Thursday, March 11, 2010

A Long Face and a Short Fuse

This most recent setback has evoked within me angst and anger. For me they seem to go hand-in-hand. If I'm anxious it's typically accompanied by anger. If I'm saddened, often anger is the surface emotion, masking the sadness. If I'm fearful, I show my raging heart, not my racing heart.

Some of it is unique to me; some of it you struggle with, as well. I think a lot of us men, in particular, wrestle with anger. At the risk of sounding like I'm avoiding personal responsibility, I think men in our culture are groomed to be angry and to show anger as our default emotion. Generally, we are taught or modeled that we are "weak" or "unmanly" if we feel or express sadness or fear or loneliness. We're supposed to "suck it up; be a man." If we didn't quit crying, you know what we'd be given--"something to cry about!" The emotions of feeling sad or afraid or lonely are regarded as "weak." And what emotion is viewed as "strong?"

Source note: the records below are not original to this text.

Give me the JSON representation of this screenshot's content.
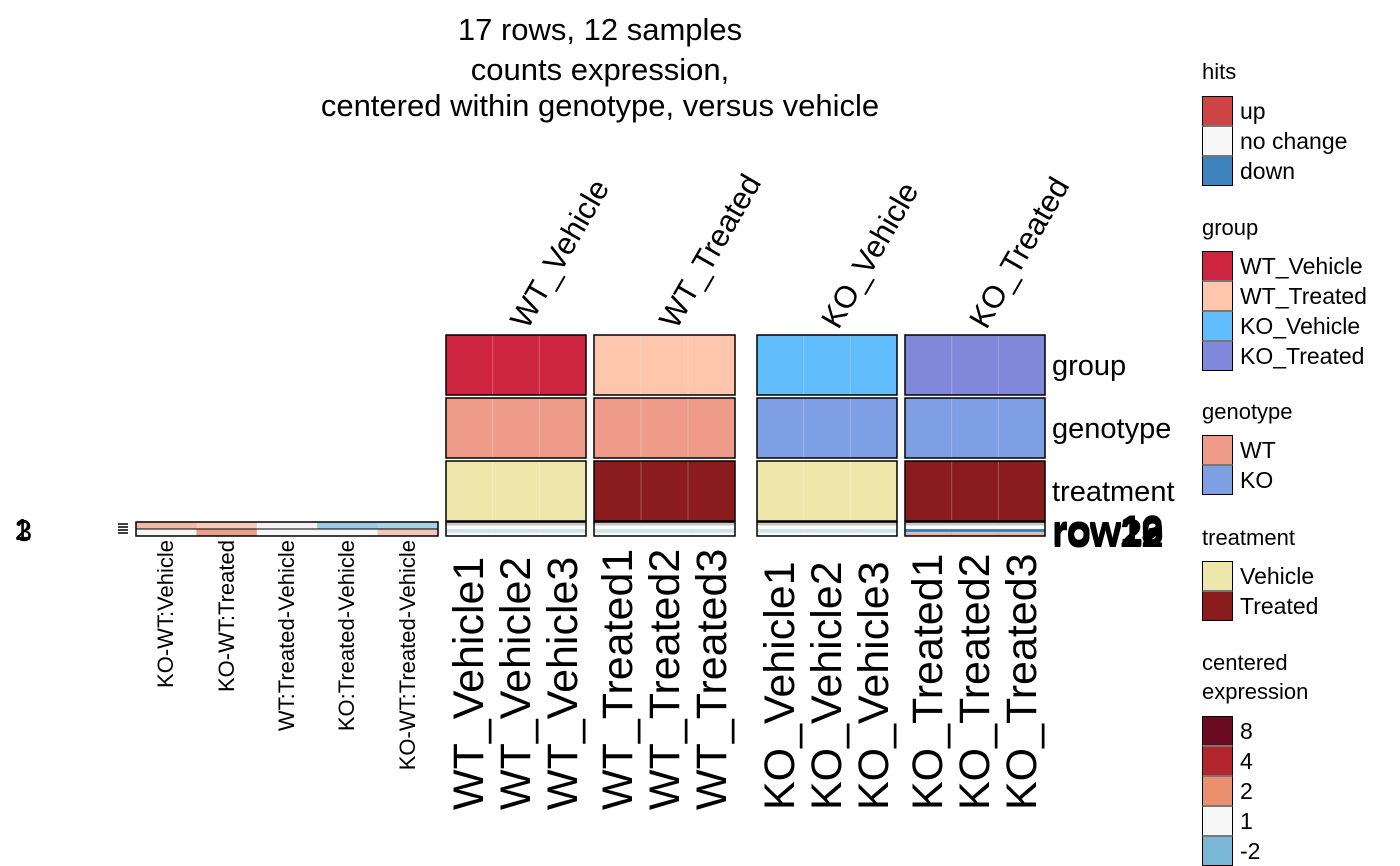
{
  "title": [
    "17 rows, 12 samples",
    "counts expression,",
    "centered within genotype, versus vehicle"
  ],
  "chart_data": {
    "type": "heatmap",
    "n_rows": 17,
    "n_samples": 12,
    "column_groups": [
      "WT_Vehicle",
      "WT_Treated",
      "KO_Vehicle",
      "KO_Treated"
    ],
    "samples": [
      "WT_Vehicle1",
      "WT_Vehicle2",
      "WT_Vehicle3",
      "WT_Treated1",
      "WT_Treated2",
      "WT_Treated3",
      "KO_Vehicle1",
      "KO_Vehicle2",
      "KO_Vehicle3",
      "KO_Treated1",
      "KO_Treated2",
      "KO_Treated3"
    ],
    "sample_group": [
      "WT_Vehicle",
      "WT_Vehicle",
      "WT_Vehicle",
      "WT_Treated",
      "WT_Treated",
      "WT_Treated",
      "KO_Vehicle",
      "KO_Vehicle",
      "KO_Vehicle",
      "KO_Treated",
      "KO_Treated",
      "KO_Treated"
    ],
    "sample_genotype": [
      "WT",
      "WT",
      "WT",
      "WT",
      "WT",
      "WT",
      "KO",
      "KO",
      "KO",
      "KO",
      "KO",
      "KO"
    ],
    "sample_treatment": [
      "Vehicle",
      "Vehicle",
      "Vehicle",
      "Treated",
      "Treated",
      "Treated",
      "Vehicle",
      "Vehicle",
      "Vehicle",
      "Treated",
      "Treated",
      "Treated"
    ],
    "annotation_labels": [
      "group",
      "genotype",
      "treatment"
    ],
    "row_label_text": "row",
    "row_strip_colors": [
      "#c8c8c8",
      "#ffffff",
      "#a9cfe0",
      "#ffffff"
    ],
    "expression_values": [
      [
        0.6,
        0.6,
        0.6,
        1.3,
        1.3,
        1.3,
        0.4,
        0.4,
        0.4,
        -2.5,
        -2.5,
        -2.5
      ],
      [
        0.2,
        0.2,
        0.2,
        -0.4,
        -0.4,
        -0.4,
        0.2,
        0.2,
        0.2,
        0.3,
        0.3,
        0.3
      ],
      [
        0.0,
        0.0,
        0.0,
        0.9,
        0.9,
        0.9,
        0.1,
        0.1,
        0.1,
        1.9,
        1.9,
        1.9
      ]
    ],
    "hits_columns": [
      "KO-WT:Vehicle",
      "KO-WT:Treated",
      "WT:Treated-Vehicle",
      "KO:Treated-Vehicle",
      "KO-WT:Treated-Vehicle"
    ],
    "hits_left_labels": [
      "1",
      "2",
      "3"
    ],
    "hits_strip_colors": [
      [
        "#f2b8a6",
        "#f5c9bb",
        "#f2f2f2",
        "#9ecbe3",
        "#a9d0e6"
      ],
      [
        "#f7f7f7",
        "#e8a08a",
        "#f7f7f7",
        "#f7f7f7",
        "#f4c7b8"
      ]
    ],
    "legends": {
      "hits": {
        "title": "hits",
        "items": [
          {
            "label": "up",
            "color": "#cc4444"
          },
          {
            "label": "no change",
            "color": "#f7f7f7"
          },
          {
            "label": "down",
            "color": "#3e82bd"
          }
        ]
      },
      "group": {
        "title": "group",
        "items": [
          {
            "label": "WT_Vehicle",
            "color": "#cd2440"
          },
          {
            "label": "WT_Treated",
            "color": "#fec6ad"
          },
          {
            "label": "KO_Vehicle",
            "color": "#62bdfd"
          },
          {
            "label": "KO_Treated",
            "color": "#8088d9"
          }
        ]
      },
      "genotype": {
        "title": "genotype",
        "items": [
          {
            "label": "WT",
            "color": "#ee9b89"
          },
          {
            "label": "KO",
            "color": "#7e9fe3"
          }
        ]
      },
      "treatment": {
        "title": "treatment",
        "items": [
          {
            "label": "Vehicle",
            "color": "#ede7ac"
          },
          {
            "label": "Treated",
            "color": "#8b1c1d"
          }
        ]
      },
      "centered_expression": {
        "title": [
          "centered",
          "expression"
        ],
        "items": [
          {
            "label": "8",
            "color": "#6a0b22"
          },
          {
            "label": "4",
            "color": "#b3262e"
          },
          {
            "label": "2",
            "color": "#eb906f"
          },
          {
            "label": "1",
            "color": "#f7f7f7"
          },
          {
            "label": "-2",
            "color": "#7ab6d6"
          }
        ]
      }
    }
  }
}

Showing sadness makes me vulnerable; it puts me on the defense. On the other hand, expressing anger is not threatening to me, but to others. It puts me on the offense. Anger is a man's trump card. Talk about a stacked deck.

Of late I find I'm sad for the world one minute and mad at the world the next. None of us can afford to stay in either camp for long. If I remain sad, I will implode and long for light as I languish in the dark night of depression. If I remain angry, I will explode and you will receive all future blog posts from the Peoria County Jail.

I'm in need of grace and seeking mercy. There's a passage in the Bible that cautions us: "See to it that no one misses the grace of God and that no bitter root grows up to cause trouble and defile many."
(Hebrews 12:15) It's as though God is saying that in the midst of all that, on the surface, looks like it's gory and godforsaken--grace is also there. The passage also seems to indicate that if a "root" of bitterness is allowed to grow within me, it may, indeed, blind me to or prevent me from receiving the grace God desires to impart.

God, I don't want to miss your grace.

I want to come out of this a better man, not a bitter man.